Jornalista pede radicalismo no combate à crise mundial

Colunista do ‘Financial Times’ critica austeridade e falta de regulação

Eleonora de Lucena | Folha de São Paulo | 24/01/2015

É urgente aplicar mais radicalismo. A velha política monetária, o sistema de metas de inflação e medidas macroprudenciais podem falhar. O aperto não nos leva longe. O caminho atual não é sustentável e, mantidos os parâmetros vigentes, a crise mundial deve voltar.

É necessário mais experimentação. Proposta: um helicóptero de dinheiro, com governos dando dinheiro para contribuintes.

As ideias acima não partem de nenhum pensador de esquerda. São de Martin Wolf, editor e principal colunista de economia do jornal britânico “Financial Times”. Seu cáustico diagnóstico está em “The Shifts and the Shocks, What We’ve Learned and Have Still to Learn From de Financial Crisis” (as mudanças e os choques, o que aprendemos e o que ainda precisamos aprender com a crise financeira).

Formado num ambiente de Guerra Fria e numa família anticomunista, Wolf conta que foi um entusiasta das visões liberais de Margaret Thatcher e de Ronald Reagan, que liberalizaram mercados. Agora, ele considera que o processo dos anos 1980 e 1990 criou um monstro: um setor financeiro capaz de devorar as economias de dentro.

Numa autocrítica, afirma que não previu a crise mundial na sua magnitude. “Minha perspectiva pessoal sobre a economia falhou”, declara, avisando que voltou a admirar a visão de John Maynard Keynes.

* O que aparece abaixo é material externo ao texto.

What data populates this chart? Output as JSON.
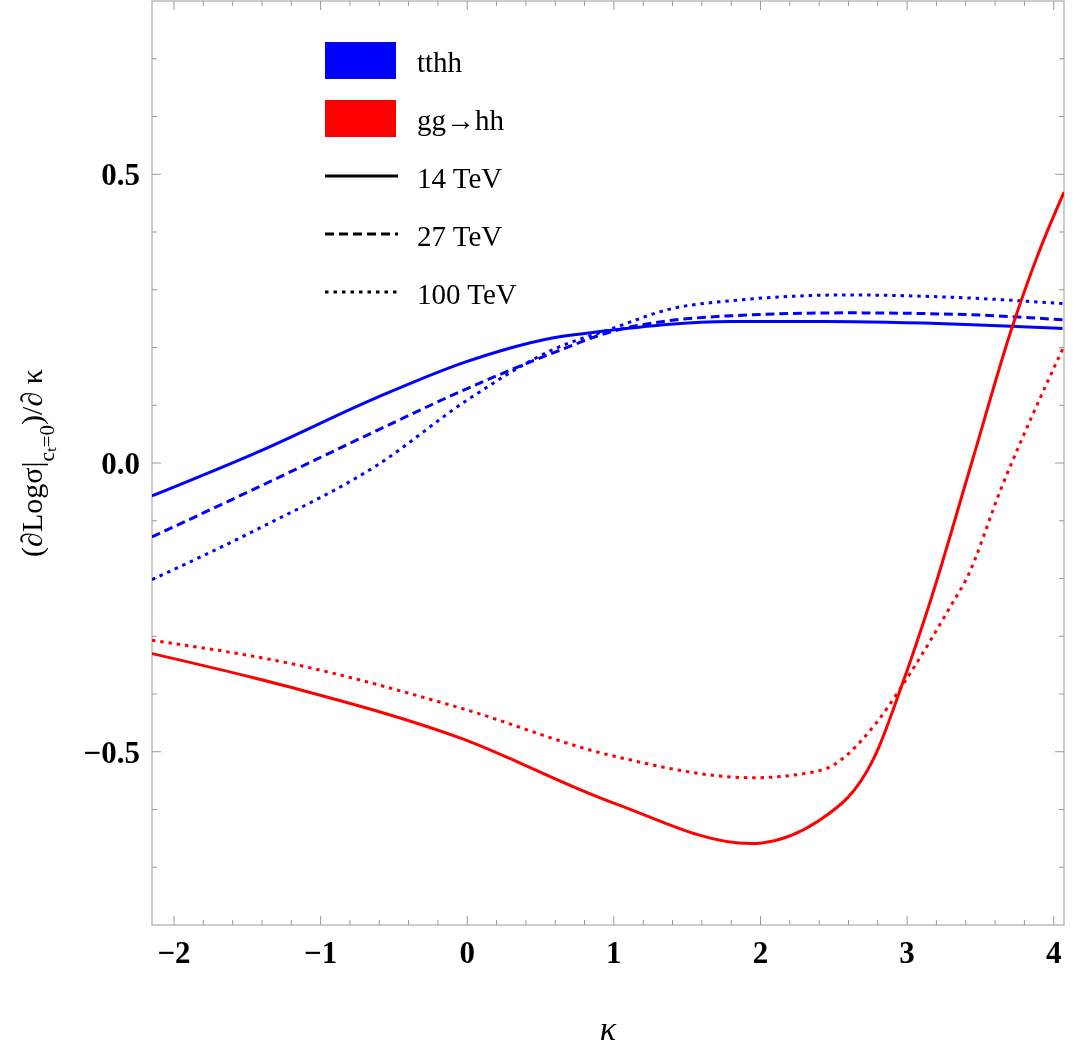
{
  "chart_data": {
    "type": "line",
    "xlabel": "κ",
    "ylabel": "(∂Logσ|$_{cₜ=0}$)/∂ κ",
    "xlim": [
      -2.15,
      4.07
    ],
    "ylim": [
      -0.8,
      0.8
    ],
    "xticks": [
      {
        "value": -2,
        "label": "−2"
      },
      {
        "value": -1.8,
        "label": null
      },
      {
        "value": -1.6,
        "label": null
      },
      {
        "value": -1.4,
        "label": null
      },
      {
        "value": -1.2,
        "label": null
      },
      {
        "value": -1,
        "label": "−1"
      },
      {
        "value": -0.8,
        "label": null
      },
      {
        "value": -0.6,
        "label": null
      },
      {
        "value": -0.4,
        "label": null
      },
      {
        "value": -0.2,
        "label": null
      },
      0,
      {
        "value": 0.2,
        "label": null
      },
      {
        "value": 0.4,
        "label": null
      },
      {
        "value": 0.6,
        "label": null
      },
      {
        "value": 0.8,
        "label": null
      },
      1,
      {
        "value": 1.2,
        "label": null
      },
      {
        "value": 1.4,
        "label": null
      },
      {
        "value": 1.6,
        "label": null
      },
      {
        "value": 1.8,
        "label": null
      },
      2,
      {
        "value": 2.2,
        "label": null
      },
      {
        "value": 2.4,
        "label": null
      },
      {
        "value": 2.6,
        "label": null
      },
      {
        "value": 2.8,
        "label": null
      },
      3,
      {
        "value": 3.2,
        "label": null
      },
      {
        "value": 3.4,
        "label": null
      },
      {
        "value": 3.6,
        "label": null
      },
      {
        "value": 3.8,
        "label": null
      },
      4
    ],
    "yticks": [
      {
        "value": -0.7,
        "label": null
      },
      {
        "value": -0.6,
        "label": null
      },
      {
        "value": -0.5,
        "label": "−0.5"
      },
      {
        "value": -0.4,
        "label": null
      },
      {
        "value": -0.3,
        "label": null
      },
      {
        "value": -0.2,
        "label": null
      },
      {
        "value": -0.1,
        "label": null
      },
      {
        "value": 0,
        "label": "0.0"
      },
      {
        "value": 0.1,
        "label": null
      },
      {
        "value": 0.2,
        "label": null
      },
      {
        "value": 0.3,
        "label": null
      },
      {
        "value": 0.4,
        "label": null
      },
      0.5,
      {
        "value": 0.6,
        "label": null
      },
      {
        "value": 0.7,
        "label": null
      }
    ],
    "annotations": [
      "tthh",
      "gg→hh",
      "14 TeV",
      "27 TeV",
      "100 TeV"
    ],
    "series": [
      {
        "color": "#0000ff",
        "line_style": "solid",
        "x": [
          -2.15,
          -1.41,
          -0.61,
          0,
          0.59,
          0.92,
          1.8,
          2.44,
          3.4,
          4.06
        ],
        "values": [
          -0.057,
          0.021,
          0.114,
          0.176,
          0.217,
          0.228,
          0.245,
          0.245,
          0.24,
          0.233
        ]
      },
      {
        "color": "#0000ff",
        "line_style": "dashed",
        "x": [
          -2.15,
          -1.41,
          -0.61,
          0,
          0.59,
          0.99,
          1.8,
          2.6,
          3.4,
          4.06
        ],
        "values": [
          -0.128,
          -0.04,
          0.057,
          0.129,
          0.191,
          0.228,
          0.255,
          0.26,
          0.257,
          0.248
        ]
      },
      {
        "color": "#0000ff",
        "line_style": "dotted",
        "x": [
          -2.15,
          -1.41,
          -0.61,
          0,
          0.59,
          0.99,
          1.39,
          1.8,
          2.6,
          3.4,
          4.06
        ],
        "values": [
          -0.202,
          -0.112,
          -0.003,
          0.109,
          0.197,
          0.233,
          0.267,
          0.281,
          0.291,
          0.286,
          0.276
        ]
      },
      {
        "color": "#ff0000",
        "line_style": "solid",
        "x": [
          -2.15,
          -1.21,
          -0.05,
          0.99,
          1.93,
          2.4,
          2.79,
          2.96,
          3.16,
          3.44,
          3.72,
          3.9,
          4.07
        ],
        "values": [
          -0.33,
          -0.388,
          -0.476,
          -0.588,
          -0.659,
          -0.619,
          -0.502,
          -0.388,
          -0.238,
          0,
          0.238,
          0.366,
          0.469
        ]
      },
      {
        "color": "#ff0000",
        "line_style": "dotted",
        "x": [
          -2.15,
          -1.21,
          -0.05,
          0.99,
          1.95,
          2.4,
          2.79,
          2.96,
          3.32,
          3.4,
          3.64,
          4.06
        ],
        "values": [
          -0.307,
          -0.347,
          -0.424,
          -0.507,
          -0.545,
          -0.533,
          -0.45,
          -0.388,
          -0.238,
          -0.203,
          -0.045,
          0.197
        ]
      }
    ]
  }
}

Para Wolf, a enrascada econômica revela que “os economistas heterodoxos estavam mais corretos do que os ortodoxos”.

“A confiança ingênua na estabilidade de um sistema financeiro desregulado desapareceu, talvez por uma geração, com exceção de nichos isolados no mundo acadêmico. A confiança entre as autoridades e o sistema financeiro desabou”, escreve.

Do ponto de vista macroeconômico, o jornalista critica a austeridade fiscal e opina que países erraram ao abandonar prematuramente estímulos fiscais.

O ponto central na análise de Wolf são as finanças desregulamentadas. Segundo ele, na configuração atual, os bancos enriquecem fazendo apostas de alto risco, evitando buscar garantias necessárias, prometendo grandes retornos a investidores e pagando bônus exagerados a executivos. “Esse é um modelo maravilhoso para banqueiros. Mas e para o resto do mundo?”, pergunta.

‘FINANÇAS ENJAULADAS’

“A liberalização das finanças parece levar a crises quase automaticamente. Certamente isso sugere enfaticamente a necessidade de um novo tipo de sistema”, diz.

Segundo ele, os países ricos não vivenciaram crises fortes entre os anos 1950 e 1970 por uma razão: “É simples –as finanças estavam enjauladas”.

Sem muita preocupação didática, o roteiro do livro é por vezes tortuoso. As sugestões de mudança vão desde a redução da alavancagem dos bancos até a criação de uma moeda global. No desenho de Wolf, há pontos obscuros. A tensão política fica em segundo plano.

O texto é muito focado nos EUA e na Europa –ele está muito preocupado com o futuro do euro, como demonstram suas recentes colunas no jornal. As medidas de injeção de dinheiro anunciadas pela Europa na quinta-feira (22) vão na direção do que ele aponta como necessário.

Aflito com o enfrentamento tímido da crise pelas lideranças globais, o jornalista pede a todo momento mudanças mais radicais. E alerta: se elas não acontecerem, da próxima vez uma grande crise pode chegar e colocar a economia mundial no fogo.